Above: Japanese companies have invested more than $4.8 billion in Alabama since Honda announced plans for its auto plant in Talladega County in 1999. (contributed)
As leaders from seven Southeastern states gather with their Japanese counterparts for a high-level forum in Birmingham, this longstanding Trans-Pacific relationship is positioned to strengthen as trade and investment ties expand.
Those strong economic bonds provide the foundation for the SEUS Japan 38 joint forum that began this past weekend in Alabama’s largest city, an event that drew scores of corporate leaders, political officials and economic development specialists from Japan and across the region. (Read about the conference.)
SEUS Japan 38 is a reminder of the significant cultural and commercial links between the Asian nation and the states that make up the Southeast-U.S. Japan Association: Alabama, Florida, Georgia, Mississippi, North Carolina, South Carolina and Tennessee.

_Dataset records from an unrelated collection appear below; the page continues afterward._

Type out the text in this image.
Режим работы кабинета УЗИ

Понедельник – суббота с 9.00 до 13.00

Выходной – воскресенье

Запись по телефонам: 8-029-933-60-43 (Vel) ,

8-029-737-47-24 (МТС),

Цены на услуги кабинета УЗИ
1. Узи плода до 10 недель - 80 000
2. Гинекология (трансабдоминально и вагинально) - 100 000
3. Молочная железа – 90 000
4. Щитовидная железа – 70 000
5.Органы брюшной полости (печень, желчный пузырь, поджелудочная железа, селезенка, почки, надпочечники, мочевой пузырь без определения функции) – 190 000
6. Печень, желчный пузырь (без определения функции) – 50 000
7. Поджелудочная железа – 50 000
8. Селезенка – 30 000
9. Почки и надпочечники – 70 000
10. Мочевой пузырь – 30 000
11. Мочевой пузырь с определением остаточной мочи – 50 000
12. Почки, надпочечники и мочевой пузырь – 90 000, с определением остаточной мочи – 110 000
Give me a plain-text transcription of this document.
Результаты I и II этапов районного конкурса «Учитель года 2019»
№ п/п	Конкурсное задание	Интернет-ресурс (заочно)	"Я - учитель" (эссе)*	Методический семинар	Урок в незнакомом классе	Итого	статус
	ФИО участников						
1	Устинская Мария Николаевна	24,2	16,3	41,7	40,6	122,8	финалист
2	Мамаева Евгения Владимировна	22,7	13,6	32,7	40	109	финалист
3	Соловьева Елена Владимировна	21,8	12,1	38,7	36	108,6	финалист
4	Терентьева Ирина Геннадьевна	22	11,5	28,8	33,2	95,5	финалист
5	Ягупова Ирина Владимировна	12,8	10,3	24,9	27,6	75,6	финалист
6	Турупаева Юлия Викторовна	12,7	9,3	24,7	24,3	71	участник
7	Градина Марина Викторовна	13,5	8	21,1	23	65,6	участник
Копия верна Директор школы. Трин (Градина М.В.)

Two-way trade between Japan and the Southeastern states exceeded $30 billion in 2014, a figure that includes nearly $8 billion in SEUS-region exports to Japan, led by chemicals and transportation equipment.
“The partnership between Southeastern states and Japan continues to flourish, driving economic growth, creating opportunity and fostering friendship,” said Greg Canfield, secretary of the Alabama Department of Commerce. “Across the Southeast, it’s easy to identify examples of how this Japanese business connection has boosted prosperity in many cities and towns.”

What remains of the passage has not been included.